To a lesser degree it is also about having a consistent voice and not sending confusing messages into the market place, when employees put their own spin on a topic. Whilst their opinion may not be technically incorrect, it may not be aligned with your wishes on how you want your message to be portrayed.
What should be covered?
Your “why” should be clear, often this is enough for your team members to understand your wishes and by mindful of what they say.
Any different polices between strict guidelines on your company profiles which you have full control over content, and your preferences as to what might be said on an employees personal profiles. (You should check laws in your country or state etc pertaining to how much influence you can have on employees in their non working hours)
Be clear on who can comment on specific areas of expertise. For example your customer service team would have different guidelines to your marketing team.
Give examples of what your preferred content or responses maybe. Nothing is more clear that a pre formatted tweet, post etc.
Don’t forget the smart phones! If your policies cover personal viewing of social media during work hours, it is not enough to just draft your policies in relation to company owned or supplied computers. Almost everyone will have a smart phone that can access any social media platforms. More and more platforms are making smart phone access almost as good as their desk top versions.
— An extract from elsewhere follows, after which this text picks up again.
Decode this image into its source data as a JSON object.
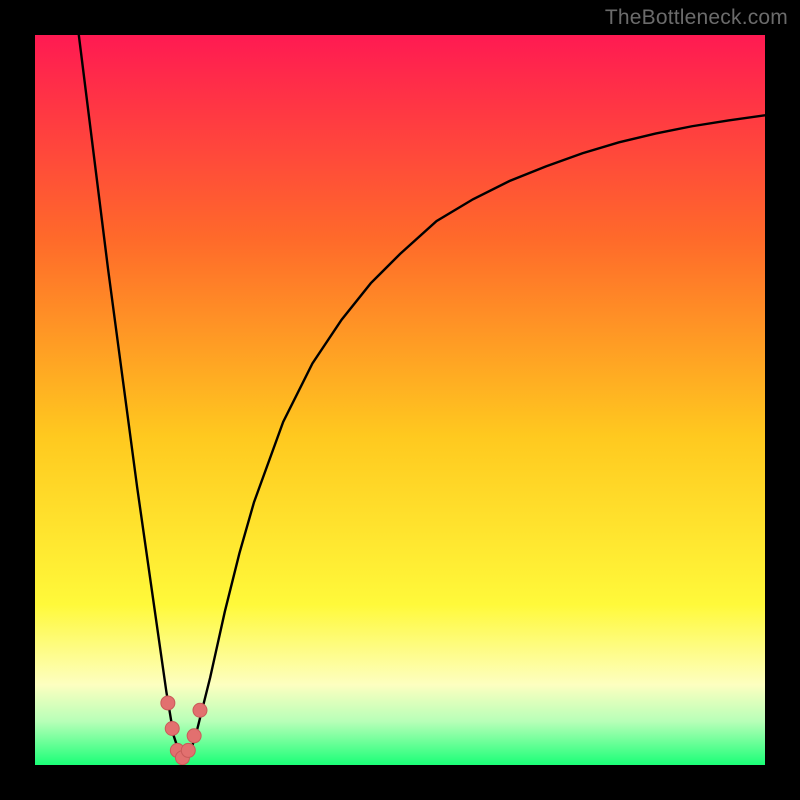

Be clear on who owns the accounts. If you have a team member who posts information via say a LinkedIn or Twitter profile specifically set up when they join your company, who owns the profile if they leave? This is a potential legal mine field if there is not clear understanding via written and signed guidelines from the start.
Your mediation process should be clearly outlined, should you discover a breath of your guide lines. We live in a litigious world. You are less likely to end up facing off in court against former team members, if you can show a clear documented mediation process.
Disclaimers! If you request your team members use them when blogging or posting comments or advice, make sure you have been clear on the wording of the disclaimer and when to use them.
Copyright You should have guidelines that stipulate what are approved images and content, or from where such content can be sourced. There are many sources for royalty free images available today. Some are free, others require subscriptions or pay per use fees. It goes without saying that your marketing team should only use approved content (or does it) Leave nothing to chance and be specific in your policies as to what is approved content & from where it can be sourced.
Take the time now to outline your policies and guidelines, it could save you a lot of heart ache in the future. At the very least it will ensure you have consistent and fair polices for every one in your team.